A Method of Estimating Groundwater Return Flow to Rivers from Riparian Irrigation Districts

Monday, May 5, 2014
Jianting Zhu , Department of Civil and Architectural Engineering, University of Wyoming, Laramie, WY

An improved understanding of the water budget components in floodplain aquifers is necessary to implement and support water accounting requirements for use of river water. Of critical importance is the groundwater return flow as a result of recharge from irrigated water in a typical irrigation district near a river, which is the most uncertain and difficult component to be estimated. The objectives of this study are to (1) develop an effective but simple approach to estimate the amount of groundwater return flow to the river due to irrigation recharge, and (2) conduct uncertainty and sensitivity analyses of groundwater return flow to various recharge scenarios. The approach takes advantage of comprehensive drainage network typical in irrigation districts. The approach is evaluated and tested against numerical model results. It is found that the approach is accurate in calculating groundwater return flow for practical purposes with less than 10% error. We further examine how groundwater return flow may change in response to variations in recharge distributions using the proposed approach. As long as information about river stage, drain stage, and distributions of irrigation water is available, the approach could forecast changes in the amount of return flows.

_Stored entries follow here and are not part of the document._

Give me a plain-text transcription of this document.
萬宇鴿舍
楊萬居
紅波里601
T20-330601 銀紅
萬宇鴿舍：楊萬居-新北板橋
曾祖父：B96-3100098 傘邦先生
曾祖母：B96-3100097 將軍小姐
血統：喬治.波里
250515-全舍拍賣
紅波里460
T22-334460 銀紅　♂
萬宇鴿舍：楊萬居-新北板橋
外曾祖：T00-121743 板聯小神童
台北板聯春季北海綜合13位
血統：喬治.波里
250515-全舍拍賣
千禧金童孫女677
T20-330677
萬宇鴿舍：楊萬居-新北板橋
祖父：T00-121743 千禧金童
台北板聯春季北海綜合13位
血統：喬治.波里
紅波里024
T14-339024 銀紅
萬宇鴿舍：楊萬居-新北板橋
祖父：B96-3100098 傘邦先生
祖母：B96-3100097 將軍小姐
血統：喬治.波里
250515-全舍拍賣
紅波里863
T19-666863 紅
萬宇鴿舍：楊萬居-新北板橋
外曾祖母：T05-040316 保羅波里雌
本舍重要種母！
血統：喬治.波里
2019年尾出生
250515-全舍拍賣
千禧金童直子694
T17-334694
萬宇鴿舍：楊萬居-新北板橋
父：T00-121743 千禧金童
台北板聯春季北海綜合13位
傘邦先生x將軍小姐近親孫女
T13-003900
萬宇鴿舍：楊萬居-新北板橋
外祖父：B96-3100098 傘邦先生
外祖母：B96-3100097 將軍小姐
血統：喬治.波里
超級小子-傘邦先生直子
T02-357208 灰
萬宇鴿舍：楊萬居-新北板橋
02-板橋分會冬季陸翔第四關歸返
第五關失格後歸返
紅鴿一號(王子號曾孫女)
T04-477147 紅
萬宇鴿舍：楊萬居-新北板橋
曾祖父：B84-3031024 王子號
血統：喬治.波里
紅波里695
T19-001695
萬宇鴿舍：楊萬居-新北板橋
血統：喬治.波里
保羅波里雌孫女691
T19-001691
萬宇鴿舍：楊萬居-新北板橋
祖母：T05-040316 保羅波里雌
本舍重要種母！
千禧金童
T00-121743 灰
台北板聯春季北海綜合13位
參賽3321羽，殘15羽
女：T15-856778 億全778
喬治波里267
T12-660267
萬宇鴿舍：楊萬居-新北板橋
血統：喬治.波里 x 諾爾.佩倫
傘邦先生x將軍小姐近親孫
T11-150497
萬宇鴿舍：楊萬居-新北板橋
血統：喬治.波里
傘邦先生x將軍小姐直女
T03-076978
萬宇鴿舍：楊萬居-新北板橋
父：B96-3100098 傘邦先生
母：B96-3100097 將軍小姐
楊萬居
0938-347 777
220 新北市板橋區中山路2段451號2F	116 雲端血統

Jianting Zhu, Department of Civil and Architectural Engineering, University of Wyoming, Laramie, WY
Jianting "Julian" Zhu has been in national laboratories, research institutes, and universities in Canada and the United States for the past 20 years. He is currently a faculty member at the University of Wyoming. His research areas include: scale issues in hydrology and ecology, subsurface hydrology, upscaling of hydrological processes, uncertainty and sensitivity analysis, numerical modeling of hydrology and hydraulics, stochastic analysis and its applications, multiphase fluid flows and contaminant transport in porous media, and artificial neural network applications in hydrology and ecology. His teaching areas include: fluid dynamics, hydrometeorology, groundwater hydrology, hydrology, hydraulic engineering, geostatistics, and reservoir mechanics.